The Naming and Grading of Alpaca Fiber
Perhaps long ago someone said something that would be interpreted today as, “Wow! This alpaca fiber is fine. In fact, it’s SUPER fine. Let’s call it that from now on. Superfine.” While that thought has a bit of logic, the actual classification of fibers has a great deal more to it.
Classification takes into account factors such as the diameter of fibers, the curvature of fibers and staple length. These measurements can be made precisely and scientifically with high technology equipment in laboratories such as Yocom-McColl in Denver, CO. Their website describes in detail the sampling and testing of fibers.
Trained and experienced graders can sort and classify fiber by hand. In Peru, for example, hand grading alpaca is a traditional skill passed down through generations. For most applications, hand grading works well, but breeders seeking to propagate specific characteristics in fiber, such as fineness or crimp, often call on a laboratory.
The diameter of alpaca fiber is important because–along with curvature, staple and color–it determines how the fiber will be used, how it will be classified and, therefore, how much it is worth. The diameter is measured in microns. One micron equals one millionth of a meter which equals 1/25,400th of an inch. The finest fibers have the fewest microns of width. The fiber diameter accounts for 70-80% of the value of the fleece. The generally accepted grades of alpaca are as follows:
- Ultra Fine (Royal baby) – < 20 microns
- Superfine (Baby) – 20 – 22.9 microns
- Fine – 23 – 25.9 microns
- Medium 26 – 28.9 microns
- Intermediate – 29 – 32 microns
- Robust – 32 – 35 microns
Fiber labeled Baby Alpaca is not necessarily sheared from a baby alpaca (cria). Some adult alpacas continue to produce very fine fiber for years. The coarsest fibers usually are used for batts, felting and stuffing. Very little is discarded.

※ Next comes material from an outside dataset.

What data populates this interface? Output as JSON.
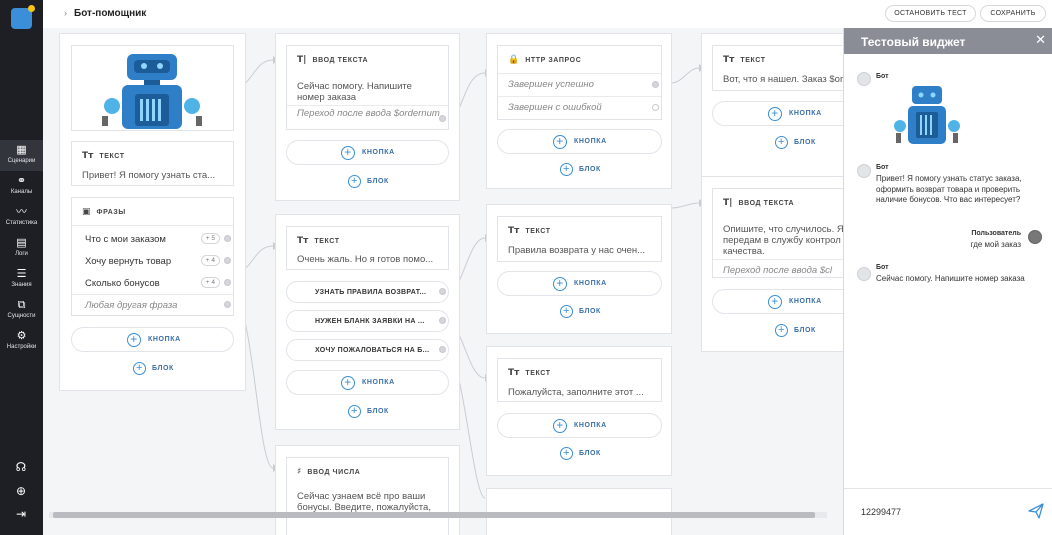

To put these measurements in perspective, human hair ranges from about 75 to more than 150 microns in diameter. The finest camelid fiber is that of the vicun᷉a, measuring an average diameter of 12.5 microns. The vicuña roams wild in the Andes and, in Peru, is protected by law from poaching and exploitation. While an adult alpaca typically yields five to seven pounds of fleece annually, the smaller vicun᷉a is sheared only every two or three years and yields less than two pounds, making vicuña fiber more costly.

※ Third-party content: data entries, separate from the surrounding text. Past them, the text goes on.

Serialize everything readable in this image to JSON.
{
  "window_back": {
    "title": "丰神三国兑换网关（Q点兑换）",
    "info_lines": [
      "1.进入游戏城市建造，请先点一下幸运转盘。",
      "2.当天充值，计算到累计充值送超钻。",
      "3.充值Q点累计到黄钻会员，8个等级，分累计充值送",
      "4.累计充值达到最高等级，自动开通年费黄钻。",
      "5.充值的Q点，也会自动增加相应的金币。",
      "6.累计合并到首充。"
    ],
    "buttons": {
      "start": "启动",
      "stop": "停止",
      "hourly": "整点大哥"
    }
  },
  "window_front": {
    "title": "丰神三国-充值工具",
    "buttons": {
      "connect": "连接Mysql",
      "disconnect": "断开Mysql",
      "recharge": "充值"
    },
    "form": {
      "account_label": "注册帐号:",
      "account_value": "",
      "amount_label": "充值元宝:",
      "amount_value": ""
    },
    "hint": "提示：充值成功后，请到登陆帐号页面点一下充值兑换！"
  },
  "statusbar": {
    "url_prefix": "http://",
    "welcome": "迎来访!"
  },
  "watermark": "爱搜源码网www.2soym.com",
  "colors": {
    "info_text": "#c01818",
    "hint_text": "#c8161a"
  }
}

The curvature of fiber is related to crimp but does not affect fineness. In the two types of alpacas—the huacaya and the suri—there is a big difference in crimp. In the pictures below, the crimp typical of huacaya fleece is obvious. The suri alpaca fiber is smoother and silkier and is suitable for finely woven garments and has good draping qualities. The straighter the fiber, the less loft there will be in the yarn made from it. Curvature and crimp have less to do with the grading of fiber than diameter and more to do with how the fiber will be used.
Staple length refers to the average length of a group of fibers. After fleece is sorted by diameter, curvature and color, it is sorted by fiber length. Longer fibers are easier to spin than shorter ones. Mixing long and short fibers can result in decreased strength and an uneven or “bumpy” yarn or “hairy” yarn.
In addition to technical measurements, color is a determining factor in fiber choice. Color possibilities are practically limitless. Depending on the source of information and the fibers’ country of origin, naturally occurring colors are as few as 12 up to as many as 52. Colors range from white to black with shades of fawn, brown, gray and even rose in between. Natural colors can be mixed for special effects, and dye can be used to create vibrant colors. Lighter colors such as white and the paler fawns take dye well.
Alpaca fibers can be blended with other fibers or filaments, both natural and synthetic, to enhance specific properties such as stretchiness, stability, washability and luster. Silk is a filament and can be cut to the same length as a given group of alpaca fibers. It adds a sheen or luster to the final product. Polyamide is used because of its high durability and strength. Spandex has superior moisture-wicking abilities and stretchability. At Classic Alpaca, items that are made of blends are clearly labeled with the percentage of each fiber used.
Alpaca is fine in every sense of the word. Because alpaca fleece does not contain lanolin, it is hypoallergenic. It has inherent thermal properties, making it exceptionally warm for its weight. It is water repellent and has high breathability and strength. Its softness and feeling of luxury is often compared to cashmere, especially in the finer grades. The care that goes into production of yarns, fabrics and finished products has helped alpaca maintain its reputation as “The Gold of the Andes.”